Analysis and Explainability of LLMs Via Evolutionary Methods

arXiv stat.ML / 5/6/2026

💬 OpinionIdeas & Deep AnalysisModels & Research

Key Points

  • The paper proposes using evolutionary methods to analyze and explain large language models by mapping model weights to “genotypes” and generated text to “phenotypes.”
  • It argues that this genotype–phenotype correspondence can reveal model lineage, identify the roles of different layers, and clarify how important datasets shape model behavior.
  • In a controlled experiment, the authors show that estimated evolutionary trees can reliably recover the topology of a known ground-truth training tree.
  • The study also estimates which weight layers are most important via weight differences and runs phenotypic experiments to suggest one training dataset contributes more useful information than others.
  • It extends the approach to construct an unsupervised evolutionary tree of black-box foundation models, supported by visualization tools to make relationships among LLMs easier to understand.

Abstract

Evolutionary methods have long been useful for analysis and explanation in genetics, biology, ecology, and related fields.
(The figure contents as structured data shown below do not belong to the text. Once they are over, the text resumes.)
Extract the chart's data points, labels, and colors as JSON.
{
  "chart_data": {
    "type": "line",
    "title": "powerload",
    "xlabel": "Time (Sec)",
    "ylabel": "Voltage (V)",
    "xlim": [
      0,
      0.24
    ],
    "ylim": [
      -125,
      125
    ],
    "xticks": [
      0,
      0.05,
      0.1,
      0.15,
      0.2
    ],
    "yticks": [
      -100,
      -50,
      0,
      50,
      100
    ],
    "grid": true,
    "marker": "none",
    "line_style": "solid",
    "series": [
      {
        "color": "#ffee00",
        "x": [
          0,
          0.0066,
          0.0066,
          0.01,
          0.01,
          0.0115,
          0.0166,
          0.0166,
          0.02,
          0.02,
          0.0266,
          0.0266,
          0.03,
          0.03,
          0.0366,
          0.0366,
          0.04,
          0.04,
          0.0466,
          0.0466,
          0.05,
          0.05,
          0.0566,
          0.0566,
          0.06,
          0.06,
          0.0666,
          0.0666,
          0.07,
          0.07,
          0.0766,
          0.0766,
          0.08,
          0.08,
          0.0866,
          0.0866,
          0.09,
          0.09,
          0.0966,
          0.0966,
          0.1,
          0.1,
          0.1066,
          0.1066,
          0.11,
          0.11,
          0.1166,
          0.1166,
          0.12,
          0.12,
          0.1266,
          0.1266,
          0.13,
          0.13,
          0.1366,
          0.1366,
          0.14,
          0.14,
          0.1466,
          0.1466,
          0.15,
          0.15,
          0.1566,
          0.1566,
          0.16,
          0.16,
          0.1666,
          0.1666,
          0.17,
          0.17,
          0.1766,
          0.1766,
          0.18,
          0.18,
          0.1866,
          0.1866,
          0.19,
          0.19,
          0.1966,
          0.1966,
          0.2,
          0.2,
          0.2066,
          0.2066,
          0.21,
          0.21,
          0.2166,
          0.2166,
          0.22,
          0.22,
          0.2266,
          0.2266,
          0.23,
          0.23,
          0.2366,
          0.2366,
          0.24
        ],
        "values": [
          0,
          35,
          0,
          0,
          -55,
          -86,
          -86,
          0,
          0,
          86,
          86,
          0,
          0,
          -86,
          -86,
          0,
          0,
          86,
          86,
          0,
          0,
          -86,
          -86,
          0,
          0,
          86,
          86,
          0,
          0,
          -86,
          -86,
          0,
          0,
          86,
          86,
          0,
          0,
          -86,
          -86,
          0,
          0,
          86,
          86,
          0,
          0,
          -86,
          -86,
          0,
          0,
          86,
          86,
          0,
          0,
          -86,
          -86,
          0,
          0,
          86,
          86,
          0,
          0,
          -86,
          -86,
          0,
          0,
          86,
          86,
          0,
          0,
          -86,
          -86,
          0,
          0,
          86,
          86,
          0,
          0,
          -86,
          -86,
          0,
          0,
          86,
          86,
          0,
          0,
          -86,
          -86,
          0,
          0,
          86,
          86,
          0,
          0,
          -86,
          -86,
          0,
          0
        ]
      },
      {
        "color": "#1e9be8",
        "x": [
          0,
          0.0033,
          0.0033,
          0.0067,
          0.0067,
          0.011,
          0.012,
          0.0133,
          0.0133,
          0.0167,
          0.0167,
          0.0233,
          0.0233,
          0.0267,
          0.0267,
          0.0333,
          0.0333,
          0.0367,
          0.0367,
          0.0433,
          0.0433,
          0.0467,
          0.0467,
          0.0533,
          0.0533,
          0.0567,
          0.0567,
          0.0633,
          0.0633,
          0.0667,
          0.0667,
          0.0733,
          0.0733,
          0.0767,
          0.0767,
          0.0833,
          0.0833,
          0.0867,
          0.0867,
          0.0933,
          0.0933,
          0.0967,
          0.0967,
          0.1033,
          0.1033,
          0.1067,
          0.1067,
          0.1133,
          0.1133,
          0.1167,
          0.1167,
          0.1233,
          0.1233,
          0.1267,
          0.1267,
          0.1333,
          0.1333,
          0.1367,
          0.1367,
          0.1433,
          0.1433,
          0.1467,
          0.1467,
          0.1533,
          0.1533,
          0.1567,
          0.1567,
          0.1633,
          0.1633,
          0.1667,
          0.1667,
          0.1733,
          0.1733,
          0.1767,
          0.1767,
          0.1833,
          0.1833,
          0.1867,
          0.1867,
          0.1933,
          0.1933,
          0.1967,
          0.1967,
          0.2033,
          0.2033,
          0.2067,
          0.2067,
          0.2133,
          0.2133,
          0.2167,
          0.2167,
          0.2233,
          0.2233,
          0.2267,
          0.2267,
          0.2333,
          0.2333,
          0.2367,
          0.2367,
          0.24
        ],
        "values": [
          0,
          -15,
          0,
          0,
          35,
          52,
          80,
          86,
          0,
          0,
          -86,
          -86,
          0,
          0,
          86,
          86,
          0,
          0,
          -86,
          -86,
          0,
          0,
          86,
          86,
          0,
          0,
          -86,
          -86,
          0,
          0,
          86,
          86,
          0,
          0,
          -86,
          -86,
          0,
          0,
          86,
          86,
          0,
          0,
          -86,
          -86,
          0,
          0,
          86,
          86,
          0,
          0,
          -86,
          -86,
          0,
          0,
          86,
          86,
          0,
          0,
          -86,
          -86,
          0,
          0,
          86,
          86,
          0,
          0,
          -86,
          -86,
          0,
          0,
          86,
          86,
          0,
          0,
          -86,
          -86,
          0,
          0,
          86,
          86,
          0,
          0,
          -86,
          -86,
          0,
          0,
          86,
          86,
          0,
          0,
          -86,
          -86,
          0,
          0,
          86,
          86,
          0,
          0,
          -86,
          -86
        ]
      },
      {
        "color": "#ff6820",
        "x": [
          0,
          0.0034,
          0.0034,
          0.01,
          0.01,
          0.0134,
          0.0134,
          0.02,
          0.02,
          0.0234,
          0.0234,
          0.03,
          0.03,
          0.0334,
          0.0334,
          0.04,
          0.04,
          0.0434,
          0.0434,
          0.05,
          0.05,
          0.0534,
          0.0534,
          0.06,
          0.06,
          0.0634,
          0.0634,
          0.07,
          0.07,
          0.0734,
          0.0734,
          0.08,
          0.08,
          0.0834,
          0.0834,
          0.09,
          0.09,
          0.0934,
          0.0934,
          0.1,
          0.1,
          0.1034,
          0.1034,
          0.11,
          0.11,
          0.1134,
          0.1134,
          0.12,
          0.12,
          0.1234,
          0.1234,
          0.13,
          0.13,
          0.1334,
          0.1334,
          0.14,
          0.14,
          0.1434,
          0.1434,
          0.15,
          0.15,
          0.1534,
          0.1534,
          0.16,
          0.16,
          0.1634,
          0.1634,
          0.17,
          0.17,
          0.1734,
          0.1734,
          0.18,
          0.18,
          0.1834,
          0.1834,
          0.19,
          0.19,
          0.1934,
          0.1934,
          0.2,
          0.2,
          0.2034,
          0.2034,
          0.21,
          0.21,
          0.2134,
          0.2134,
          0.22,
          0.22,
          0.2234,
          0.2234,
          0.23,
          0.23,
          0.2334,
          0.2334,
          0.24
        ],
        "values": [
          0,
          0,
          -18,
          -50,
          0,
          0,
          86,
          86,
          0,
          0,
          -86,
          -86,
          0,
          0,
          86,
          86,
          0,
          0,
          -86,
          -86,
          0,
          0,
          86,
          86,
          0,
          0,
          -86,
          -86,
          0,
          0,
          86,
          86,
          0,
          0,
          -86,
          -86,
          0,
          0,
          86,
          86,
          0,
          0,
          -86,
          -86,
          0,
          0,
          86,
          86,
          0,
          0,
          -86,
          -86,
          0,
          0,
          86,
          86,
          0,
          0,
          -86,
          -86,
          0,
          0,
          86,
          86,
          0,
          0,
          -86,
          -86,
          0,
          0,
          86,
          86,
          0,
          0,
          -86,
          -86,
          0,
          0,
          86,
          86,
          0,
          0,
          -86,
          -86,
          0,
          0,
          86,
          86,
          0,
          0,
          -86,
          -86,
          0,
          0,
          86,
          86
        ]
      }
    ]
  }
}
In this work, we extend these methods to neural networks, specifically large language models (LLMs), to better analyze and explain relationships among models. We show how relating weights to genotypes and output text to phenotypes can improve our understanding of model lineage, important datasets, the roles of different model layers, and visualization of model relationships. We demonstrate this in a controlled experiment, where our estimated evolutionary trees reliably recover the topology of the ground-truth training tree. We further identify the most important weight layers according to weight differences and show through phenotypic experiments that one training dataset appears to contribute more useful information than the others. Finally, we generate an unsupervised evolutionary tree of black-box foundation models. Throughout, we provide visualizations that support a clearer understanding of evolutionary relationships among LLMs.